Pengaturan alat memiliki tujuan untuk mencegah penyebaran infeksi karena alat
tidak steril. Selain itu, alat-alat yang tidak diperlukan dan membahayakan harus
dipindahkan dan diletakkan jauh dari jangkauan klien guna terpenuhinya
kebutuhan keamanan klien dan mengurangi resiko cedera.
d) Perawatan antiretroviral rutin
Pengidap HIV sangat dianjurkan untuk menjalani perawatan antiretroviral secara
rutin. Perawatan ini adalah perawatan khusus yang ditujukan bagi penderita yang
terinfeksi retrovirus, terutama HIV. Obat yang digunakan dalam perawatan ini
akan berbeda tergantung pada stadium yang diderita oleh penderita. Maka dari
itu, sangat penting bagi siapa pun yang sudah mengetahui dirinya terjangkit HIV,
untuk melakukan pemeriksaan rutin dan berkonsultasi secara aktif dengan ahli
kesehatan yang mengetahui kondisinya. Hal itu penting dilakukan untuk
mengetahui perkembangan kesehatan diri dan mendapatkan penanganan sesuai
stasenya Pengobatan ini baik dilakukan secepat mungkin jika memungkinkan,
sebelum persebaran virus semakin meluas dan membahayakan. Terapi ini akan
membuat penderita mengonsumsi beberapa jenis obat-obatan medis, dan pasti
akan menimbulkan efek samping pada bulan-bulan pertama pemakaian. Namun,
apabila efek samping itu mempengaruhi kualitas hidup yang sebelumnya ada,
disarankan untuk beralih dan menukar jenis obat yang digunakan untuk
penyembuhan. Pengobatan ini harus dilakukan secara rutin dan teratur. Jika tidak,

13
maka pengobatan ini tidak akan membantu penderita mendapatkan imun yang
stabil.
e) Food Safety and Healthy Diet
Perawat dapat menjaga keamanan pasien HIV/AIDS dengan memperpanjang
kualitas hidupnya yang lebih baik dibandingkan sebelumnya. Upaya yang bisa
dilakukan yakni melalui food safety. Alasannya karena itu merupakan pencegahan
yang sangat penting tehadap infeksi lebih parah yang mungkin dibawa oleh
bakteri atau patogen pada makanan dan air. Dimulai dari handling, preparing,
dan consuming, semuanya harus diwaspadai kandungan dan tingkat
kehigienisannya. 4 langkah dasar food safety yang perlu diterapkan yakni Clean,
Separate, Cook, dan Chill (to freeze). Melakukan food safety tentu akan
memengaruhi kualitas makanan yang dikonsumsi. Semakin baik kualitas
makanan maka kekuatan dan energi pada sistem imun semakin baik. Beberapa
contoh tips food safety lainnya yaitu:
 tidak makan telur, daging, dan seafood mentah karena pada bahan makanan
yang mentah pasti membawa banyak bakteri yang menggangu imunitas pasien
HIV/AIDS.
 meminum air yang sudah disaring dan dimasak lebih dulu karena
kemungkinan besar bakteri sudah mati terlebih dulu sebelum diminum.

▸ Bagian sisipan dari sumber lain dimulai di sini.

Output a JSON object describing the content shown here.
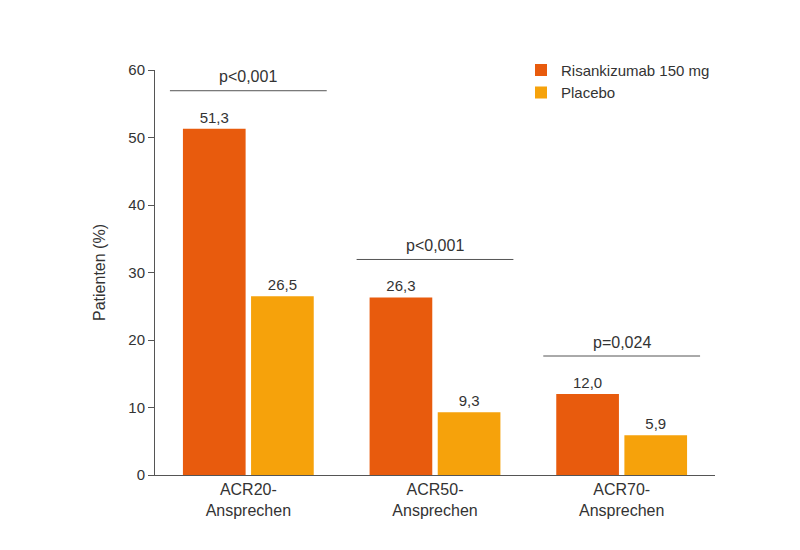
{
  "chart_data": {
    "type": "bar",
    "categories": [
      "ACR20-\nAnsprechen",
      "ACR50-\nAnsprechen",
      "ACR70-\nAnsprechen"
    ],
    "series": [
      {
        "name": "Risankizumab 150 mg",
        "color": "#e85b0d",
        "values": [
          51.3,
          26.3,
          12.0
        ],
        "value_labels": [
          "51,3",
          "26,3",
          "12,0"
        ]
      },
      {
        "name": "Placebo",
        "color": "#f6a20b",
        "values": [
          26.5,
          9.3,
          5.9
        ],
        "value_labels": [
          "26,5",
          "9,3",
          "5,9"
        ]
      }
    ],
    "y_label": "Patienten (%)",
    "ylim": [
      0,
      60
    ],
    "yticks": [
      0,
      10,
      20,
      30,
      40,
      50,
      60
    ],
    "grid": false,
    "legend": "upper right",
    "data_labels": true,
    "annotations": [
      {
        "category": "ACR20-\nAnsprechen",
        "text": "p<0,001"
      },
      {
        "category": "ACR50-\nAnsprechen",
        "text": "p<0,001"
      },
      {
        "category": "ACR70-\nAnsprechen",
        "text": "p=0,024"
      }
    ]
  }
}
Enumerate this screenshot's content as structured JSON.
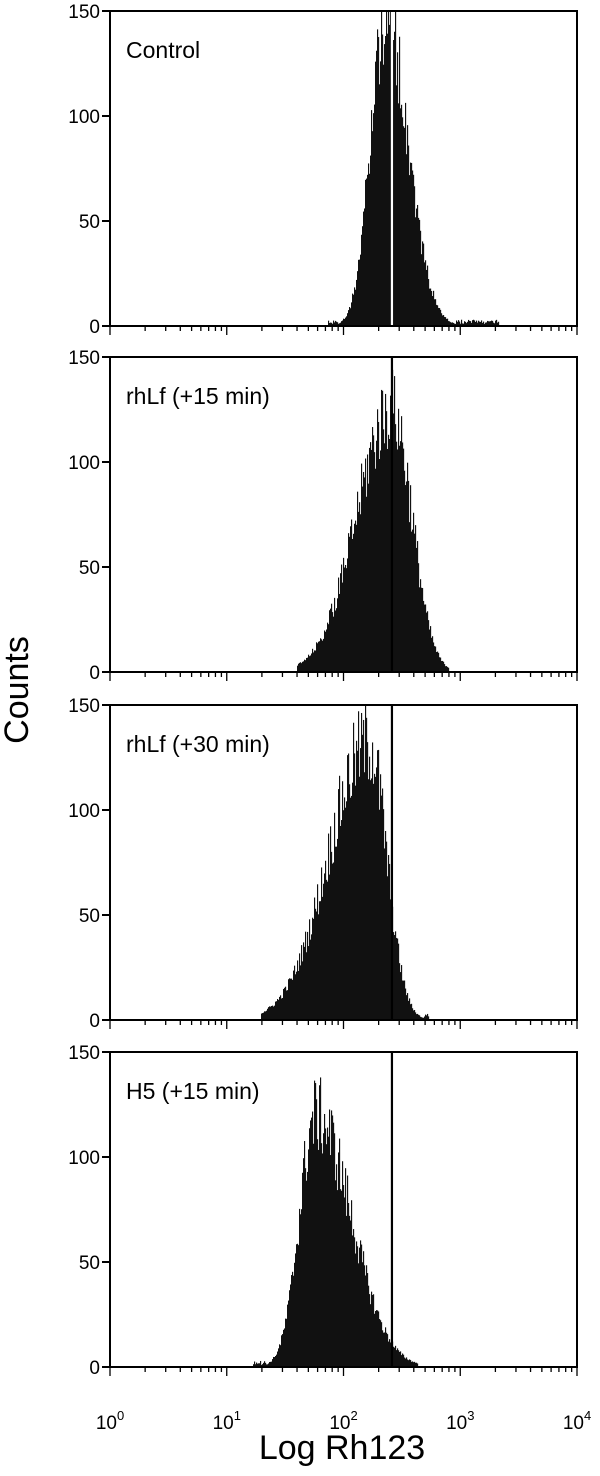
{
  "colors": {
    "bars": "#111111",
    "frame": "#000000",
    "background": "#ffffff"
  },
  "chart_data": {
    "type": "histogram",
    "xlabel": "Log Rh123",
    "ylabel": "Counts",
    "x_scale": "log",
    "xlim": [
      1,
      10000
    ],
    "x_ticks": [
      {
        "base": "10",
        "exp": "0"
      },
      {
        "base": "10",
        "exp": "1"
      },
      {
        "base": "10",
        "exp": "2"
      },
      {
        "base": "10",
        "exp": "3"
      },
      {
        "base": "10",
        "exp": "4"
      }
    ],
    "ylim": [
      0,
      150
    ],
    "y_ticks": [
      "0",
      "50",
      "100",
      "150"
    ],
    "marker_line_x": 260,
    "panels": [
      {
        "label": "Control",
        "marker_style": "white",
        "distribution": {
          "peak_x": 230,
          "peak_count": 148,
          "sigma_left": 0.13,
          "sigma_right": 0.19,
          "x_min": 75,
          "x_max": 2100
        }
      },
      {
        "label": "rhLf (+15 min)",
        "marker_style": "black",
        "distribution": {
          "peak_x": 260,
          "peak_count": 125,
          "sigma_left": 0.3,
          "sigma_right": 0.17,
          "x_min": 40,
          "x_max": 780
        }
      },
      {
        "label": "rhLf (+30 min)",
        "marker_style": "black",
        "distribution": {
          "peak_x": 165,
          "peak_count": 132,
          "sigma_left": 0.34,
          "sigma_right": 0.15,
          "x_min": 20,
          "x_max": 520
        }
      },
      {
        "label": "H5 (+15 min)",
        "marker_style": "black",
        "distribution": {
          "peak_x": 58,
          "peak_count": 120,
          "sigma_left": 0.14,
          "sigma_right": 0.3,
          "x_min": 17,
          "x_max": 420
        }
      }
    ]
  }
}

Selain memperhatikan food safety untuk menjaga keamanan pasien HIV/AIDS,
perawat bisa menganjurkan healthy diet sebagai gaya hidup yang dapat
memperkuat sistem imun dan menjaga kesehatan pasien. Diet bisa dilakukan
dengan makan 4 sehat 5 sempurna, makanan yang meningkatkan berat badan, dan
food low saturated fat.

J. PENGKAJIAN
1. Aktivitas / istirahat
 Gejala: Mudah lelah, berkurangnya toleransi terhadap aktivitas biasanya, progresi
kelelahan / malaise, perubahan pola tidur.

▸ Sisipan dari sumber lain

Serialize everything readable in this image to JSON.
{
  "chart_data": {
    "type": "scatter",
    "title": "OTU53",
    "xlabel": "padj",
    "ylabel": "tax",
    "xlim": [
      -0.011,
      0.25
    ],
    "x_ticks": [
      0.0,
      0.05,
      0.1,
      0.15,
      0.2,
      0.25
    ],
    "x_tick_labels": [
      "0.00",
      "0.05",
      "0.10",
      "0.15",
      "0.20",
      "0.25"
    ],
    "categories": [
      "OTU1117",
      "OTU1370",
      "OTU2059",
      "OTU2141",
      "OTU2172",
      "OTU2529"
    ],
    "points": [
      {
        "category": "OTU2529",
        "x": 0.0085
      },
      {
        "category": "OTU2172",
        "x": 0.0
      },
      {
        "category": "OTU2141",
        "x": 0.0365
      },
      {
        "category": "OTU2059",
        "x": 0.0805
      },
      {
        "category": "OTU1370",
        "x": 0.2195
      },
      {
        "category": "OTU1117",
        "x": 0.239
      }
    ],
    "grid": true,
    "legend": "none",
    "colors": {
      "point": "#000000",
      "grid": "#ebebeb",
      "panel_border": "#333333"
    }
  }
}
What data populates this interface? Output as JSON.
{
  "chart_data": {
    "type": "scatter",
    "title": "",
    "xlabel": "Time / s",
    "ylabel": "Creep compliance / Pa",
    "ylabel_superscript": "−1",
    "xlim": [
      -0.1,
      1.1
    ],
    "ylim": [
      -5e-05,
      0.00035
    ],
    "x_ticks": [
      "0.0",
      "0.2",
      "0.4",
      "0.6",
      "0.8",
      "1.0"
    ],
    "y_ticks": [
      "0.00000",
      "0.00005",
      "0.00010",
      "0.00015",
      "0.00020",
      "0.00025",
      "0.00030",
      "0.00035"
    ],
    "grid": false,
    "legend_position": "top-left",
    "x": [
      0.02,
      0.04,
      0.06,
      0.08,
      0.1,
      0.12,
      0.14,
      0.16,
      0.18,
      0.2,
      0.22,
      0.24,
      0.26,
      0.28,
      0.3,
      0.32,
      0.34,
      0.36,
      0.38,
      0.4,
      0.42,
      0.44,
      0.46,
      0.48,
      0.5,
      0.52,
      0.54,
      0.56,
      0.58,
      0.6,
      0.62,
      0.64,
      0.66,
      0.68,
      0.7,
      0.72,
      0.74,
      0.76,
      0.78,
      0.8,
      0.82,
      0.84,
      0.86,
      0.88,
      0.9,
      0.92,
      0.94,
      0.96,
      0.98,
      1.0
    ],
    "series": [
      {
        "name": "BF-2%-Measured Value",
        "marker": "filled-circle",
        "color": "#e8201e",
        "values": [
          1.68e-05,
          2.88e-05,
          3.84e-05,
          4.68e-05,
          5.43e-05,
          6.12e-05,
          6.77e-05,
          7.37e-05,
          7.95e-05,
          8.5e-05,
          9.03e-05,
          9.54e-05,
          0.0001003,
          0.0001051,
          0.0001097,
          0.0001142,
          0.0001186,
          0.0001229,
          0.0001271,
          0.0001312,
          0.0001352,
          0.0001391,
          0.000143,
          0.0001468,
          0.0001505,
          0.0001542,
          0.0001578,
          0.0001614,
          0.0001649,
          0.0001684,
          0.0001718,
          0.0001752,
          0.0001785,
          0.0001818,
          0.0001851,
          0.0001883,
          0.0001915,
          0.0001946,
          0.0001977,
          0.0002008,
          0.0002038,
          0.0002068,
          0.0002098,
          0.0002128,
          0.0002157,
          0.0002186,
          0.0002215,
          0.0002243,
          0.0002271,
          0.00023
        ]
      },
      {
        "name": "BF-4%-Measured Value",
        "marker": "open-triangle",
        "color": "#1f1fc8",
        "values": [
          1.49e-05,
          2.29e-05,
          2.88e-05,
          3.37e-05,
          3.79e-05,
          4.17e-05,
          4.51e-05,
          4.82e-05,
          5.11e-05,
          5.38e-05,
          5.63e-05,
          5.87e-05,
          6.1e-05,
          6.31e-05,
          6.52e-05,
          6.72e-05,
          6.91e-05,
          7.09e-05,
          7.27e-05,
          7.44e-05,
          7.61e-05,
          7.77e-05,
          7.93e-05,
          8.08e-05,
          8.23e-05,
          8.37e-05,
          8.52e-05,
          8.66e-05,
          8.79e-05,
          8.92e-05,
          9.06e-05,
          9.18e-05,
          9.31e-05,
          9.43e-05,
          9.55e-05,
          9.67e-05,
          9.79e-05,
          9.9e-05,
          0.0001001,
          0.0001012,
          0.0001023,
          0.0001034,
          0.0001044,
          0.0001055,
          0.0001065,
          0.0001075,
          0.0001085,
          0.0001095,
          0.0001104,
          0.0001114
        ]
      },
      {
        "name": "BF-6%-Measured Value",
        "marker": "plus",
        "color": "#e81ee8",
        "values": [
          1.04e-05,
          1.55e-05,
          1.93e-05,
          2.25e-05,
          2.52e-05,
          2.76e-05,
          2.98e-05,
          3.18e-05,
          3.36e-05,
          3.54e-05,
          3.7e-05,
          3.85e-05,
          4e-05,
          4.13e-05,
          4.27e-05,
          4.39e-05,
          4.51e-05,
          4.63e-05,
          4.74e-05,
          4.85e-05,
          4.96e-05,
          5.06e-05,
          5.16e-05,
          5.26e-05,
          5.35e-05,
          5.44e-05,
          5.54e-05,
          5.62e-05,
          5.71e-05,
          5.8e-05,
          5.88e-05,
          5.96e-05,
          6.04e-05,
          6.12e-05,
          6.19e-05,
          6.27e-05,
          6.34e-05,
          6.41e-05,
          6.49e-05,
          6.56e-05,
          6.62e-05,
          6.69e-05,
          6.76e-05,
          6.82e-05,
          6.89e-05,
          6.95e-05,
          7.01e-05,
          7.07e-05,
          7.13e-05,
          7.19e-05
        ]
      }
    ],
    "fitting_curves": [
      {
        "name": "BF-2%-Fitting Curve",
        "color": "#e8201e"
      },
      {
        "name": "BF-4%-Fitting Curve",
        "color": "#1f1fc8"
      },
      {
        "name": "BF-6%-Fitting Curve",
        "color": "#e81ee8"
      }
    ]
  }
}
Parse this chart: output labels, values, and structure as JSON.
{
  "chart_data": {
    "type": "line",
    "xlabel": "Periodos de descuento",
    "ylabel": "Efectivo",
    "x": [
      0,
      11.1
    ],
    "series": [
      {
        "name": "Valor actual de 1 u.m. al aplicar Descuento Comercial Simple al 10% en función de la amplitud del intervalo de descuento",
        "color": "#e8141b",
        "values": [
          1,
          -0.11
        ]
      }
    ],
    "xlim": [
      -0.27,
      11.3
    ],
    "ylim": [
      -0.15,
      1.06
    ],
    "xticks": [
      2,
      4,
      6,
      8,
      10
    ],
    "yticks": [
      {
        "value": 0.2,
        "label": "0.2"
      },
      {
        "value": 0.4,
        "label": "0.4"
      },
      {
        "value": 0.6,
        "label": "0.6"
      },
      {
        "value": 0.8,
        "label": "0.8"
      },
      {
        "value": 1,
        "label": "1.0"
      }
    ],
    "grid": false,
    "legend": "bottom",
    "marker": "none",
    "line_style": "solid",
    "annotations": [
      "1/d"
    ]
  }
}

 Tanda: Kelemahan otot, menurunnya massa otot dan perubahan dalam TD,
frekuensi jantung, pernapasan.
2. Sirkulasi
 Gejala: Proses penyembuhan luka yang lambat (bila anemia); perdarahan lama
pada cedera (jarang terjadi).
 Tanda: Takikardia, perubahan TD postural, menurunnya volume nadi perifer,
pucat atau sianosis: perpanjangan kapiler.
3. Integritas ego
 Gejala: Faktor stres yang berhubungan dengan kehilangan, mis: dukungan
keluarga, hubungan dengan orang lain, mengkuatirkan penampilan: alopesia, lesi
cacat. Menurunnya BB, mengingkari diagnosa, merasa tidak berdaya, putus asa,
tidak berguna, rasa bersalah, kehilangan kontrol diri dan depresi.

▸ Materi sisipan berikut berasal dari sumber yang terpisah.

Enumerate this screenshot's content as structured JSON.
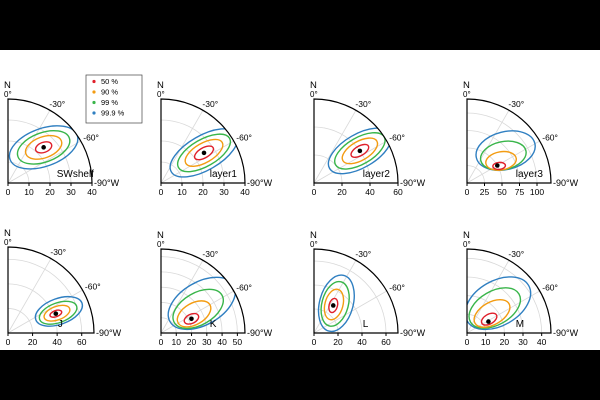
{
  "chart_data": [
    {
      "type": "polar-contour",
      "panel_label": "SWshelf",
      "north_label": "N",
      "north_sub": "0°",
      "azimuth_labels": [
        "-30°",
        "-60°",
        "-90°W"
      ],
      "radial_ticks": [
        0,
        10,
        20,
        30,
        40
      ],
      "r_max": 40,
      "legend": [
        {
          "label": "50 %",
          "color": "#e0202b"
        },
        {
          "label": "90 %",
          "color": "#f39c12"
        },
        {
          "label": "99 %",
          "color": "#39b54a"
        },
        {
          "label": "99.9 %",
          "color": "#2f7fc1"
        }
      ],
      "center": {
        "az": -45,
        "r": 24
      },
      "contours": [
        {
          "level": "50 %",
          "az": -45,
          "r": 24,
          "semi_major": 4,
          "semi_minor": 2.4,
          "tilt": 20
        },
        {
          "level": "90 %",
          "az": -45,
          "r": 24,
          "semi_major": 9,
          "semi_minor": 5,
          "tilt": 20
        },
        {
          "level": "99 %",
          "az": -45,
          "r": 24,
          "semi_major": 13,
          "semi_minor": 7,
          "tilt": 20
        },
        {
          "level": "99.9 %",
          "az": -45,
          "r": 24,
          "semi_major": 17,
          "semi_minor": 9,
          "tilt": 20
        }
      ]
    },
    {
      "type": "polar-contour",
      "panel_label": "layer1",
      "north_label": "N",
      "north_sub": "0°",
      "azimuth_labels": [
        "-30°",
        "-60°",
        "-90°W"
      ],
      "radial_ticks": [
        0,
        10,
        20,
        30,
        40
      ],
      "r_max": 40,
      "center": {
        "az": -55,
        "r": 25
      },
      "contours": [
        {
          "level": "50 %",
          "az": -55,
          "r": 25,
          "semi_major": 5,
          "semi_minor": 2.4,
          "tilt": 30
        },
        {
          "level": "90 %",
          "az": -55,
          "r": 25,
          "semi_major": 10,
          "semi_minor": 4.6,
          "tilt": 30
        },
        {
          "level": "99 %",
          "az": -55,
          "r": 25,
          "semi_major": 14,
          "semi_minor": 6.4,
          "tilt": 30
        },
        {
          "level": "99.9 %",
          "az": -55,
          "r": 25,
          "semi_major": 18,
          "semi_minor": 8.2,
          "tilt": 30
        }
      ]
    },
    {
      "type": "polar-contour",
      "panel_label": "layer2",
      "north_label": "N",
      "north_sub": "0°",
      "azimuth_labels": [
        "-30°",
        "-60°",
        "-90°W"
      ],
      "radial_ticks": [
        0,
        20,
        40,
        60
      ],
      "r_max": 60,
      "center": {
        "az": -55,
        "r": 40
      },
      "contours": [
        {
          "level": "50 %",
          "az": -55,
          "r": 40,
          "semi_major": 7,
          "semi_minor": 3.4,
          "tilt": 30
        },
        {
          "level": "90 %",
          "az": -55,
          "r": 40,
          "semi_major": 14,
          "semi_minor": 6.8,
          "tilt": 30
        },
        {
          "level": "99 %",
          "az": -55,
          "r": 40,
          "semi_major": 20,
          "semi_minor": 9.5,
          "tilt": 30
        },
        {
          "level": "99.9 %",
          "az": -55,
          "r": 40,
          "semi_major": 25,
          "semi_minor": 12,
          "tilt": 30
        }
      ]
    },
    {
      "type": "polar-contour",
      "panel_label": "layer3",
      "north_label": "N",
      "north_sub": "0°",
      "azimuth_labels": [
        "-30°",
        "-60°",
        "-90°W"
      ],
      "radial_ticks": [
        0,
        25,
        50,
        75,
        100
      ],
      "r_max": 120,
      "center": {
        "az": -60,
        "r": 50
      },
      "contours": [
        {
          "level": "50 %",
          "az": -62,
          "r": 52,
          "semi_major": 9,
          "semi_minor": 5,
          "tilt": 5
        },
        {
          "level": "90 %",
          "az": -57,
          "r": 58,
          "semi_major": 22,
          "semi_minor": 13,
          "tilt": 10
        },
        {
          "level": "99 %",
          "az": -53,
          "r": 65,
          "semi_major": 33,
          "semi_minor": 20,
          "tilt": 12
        },
        {
          "level": "99.9 %",
          "az": -50,
          "r": 72,
          "semi_major": 43,
          "semi_minor": 27,
          "tilt": 14
        }
      ]
    },
    {
      "type": "polar-contour",
      "panel_label": "J",
      "north_label": "N",
      "north_sub": "0°",
      "azimuth_labels": [
        "-30°",
        "-60°",
        "-90°W"
      ],
      "radial_ticks": [
        0,
        20,
        40,
        60
      ],
      "r_max": 70,
      "center": {
        "az": -68,
        "r": 42
      },
      "contours": [
        {
          "level": "50 %",
          "az": -68,
          "r": 42,
          "semi_major": 5,
          "semi_minor": 2.5,
          "tilt": 20
        },
        {
          "level": "90 %",
          "az": -68,
          "r": 43,
          "semi_major": 11,
          "semi_minor": 5.5,
          "tilt": 20
        },
        {
          "level": "99 %",
          "az": -68,
          "r": 44,
          "semi_major": 16,
          "semi_minor": 8,
          "tilt": 20
        },
        {
          "level": "99.9 %",
          "az": -67,
          "r": 45,
          "semi_major": 20,
          "semi_minor": 10.5,
          "tilt": 20
        }
      ]
    },
    {
      "type": "polar-contour",
      "panel_label": "K",
      "north_label": "N",
      "north_sub": "0°",
      "azimuth_labels": [
        "-30°",
        "-60°",
        "-90°W"
      ],
      "radial_ticks": [
        0,
        10,
        20,
        30,
        40,
        50
      ],
      "r_max": 55,
      "center": {
        "az": -65,
        "r": 22
      },
      "contours": [
        {
          "level": "50 %",
          "az": -65,
          "r": 22,
          "semi_major": 5,
          "semi_minor": 3,
          "tilt": 25
        },
        {
          "level": "90 %",
          "az": -60,
          "r": 25,
          "semi_major": 12,
          "semi_minor": 7,
          "tilt": 30
        },
        {
          "level": "99 %",
          "az": -57,
          "r": 29,
          "semi_major": 18,
          "semi_minor": 10.5,
          "tilt": 30
        },
        {
          "level": "99.9 %",
          "az": -54,
          "r": 33,
          "semi_major": 24,
          "semi_minor": 14,
          "tilt": 30
        }
      ]
    },
    {
      "type": "polar-contour",
      "panel_label": "L",
      "north_label": "N",
      "north_sub": "0°",
      "azimuth_labels": [
        "-30°",
        "-60°",
        "-90°W"
      ],
      "radial_ticks": [
        0,
        20,
        40,
        60
      ],
      "r_max": 70,
      "center": {
        "az": -35,
        "r": 28
      },
      "contours": [
        {
          "level": "50 %",
          "az": -35,
          "r": 28,
          "semi_major": 6,
          "semi_minor": 3.5,
          "tilt": 75
        },
        {
          "level": "90 %",
          "az": -35,
          "r": 29,
          "semi_major": 13,
          "semi_minor": 7.5,
          "tilt": 75
        },
        {
          "level": "99 %",
          "az": -36,
          "r": 30,
          "semi_major": 19,
          "semi_minor": 11,
          "tilt": 75
        },
        {
          "level": "99.9 %",
          "az": -37,
          "r": 31,
          "semi_major": 24,
          "semi_minor": 14,
          "tilt": 75
        }
      ]
    },
    {
      "type": "polar-contour",
      "panel_label": "M",
      "north_label": "N",
      "north_sub": "0°",
      "azimuth_labels": [
        "-30°",
        "-60°",
        "-90°W"
      ],
      "radial_ticks": [
        0,
        10,
        20,
        30,
        40
      ],
      "r_max": 45,
      "center": {
        "az": -62,
        "r": 13
      },
      "contours": [
        {
          "level": "50 %",
          "az": -58,
          "r": 14,
          "semi_major": 4.5,
          "semi_minor": 2.6,
          "tilt": 30
        },
        {
          "level": "90 %",
          "az": -52,
          "r": 17,
          "semi_major": 10.5,
          "semi_minor": 6,
          "tilt": 30
        },
        {
          "level": "99 %",
          "az": -48,
          "r": 20,
          "semi_major": 15,
          "semi_minor": 9,
          "tilt": 30
        },
        {
          "level": "99.9 %",
          "az": -46,
          "r": 23,
          "semi_major": 19,
          "semi_minor": 12,
          "tilt": 30
        }
      ]
    }
  ],
  "colors": {
    "50 %": "#e0202b",
    "90 %": "#f39c12",
    "99 %": "#39b54a",
    "99.9 %": "#2f7fc1",
    "grid": "#d9d9d9",
    "frame": "#000000",
    "point": "#000000"
  }
}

 Tanda: Mengingkari, cemas, defresi, takut, menarik diri. Perilaku marah, postur
tubuh mengelak, menangis, dan kontak mata kurang.

14
4. Eliminasi
 Gejala: Diare yang intermitten, terus menerus, sering dengan atau tanpa disertai
kram abdominall dan nyeri panggul, rasa terbakar saat miksi.
 Tanda: Feces dengan atau tanpa disertai mukus dan merah, diare pekat yang
sering nyeri tekan abdominal, lesi atau abses rectal, personal, perubahan dalam
jumlah, warna dan karakteristik urin.
5. Makanan / cairan
 Gejala: Anoreksia, perubahan dalam kemampuan mengenali makanan / mual /
muntah, disfagia, nyeri retrostenal saat menelan, penurunan berat badan, lesi pada
rongga mulut, adanya selaputnya putih dan perubahan warna, kesehatan gigi /
gusi yang buruk, adanya gigi yang tanggal, edema (umum, dependen).
6. Higiene
 Gejala: Tidak dapat menyelesaikan aktivitas.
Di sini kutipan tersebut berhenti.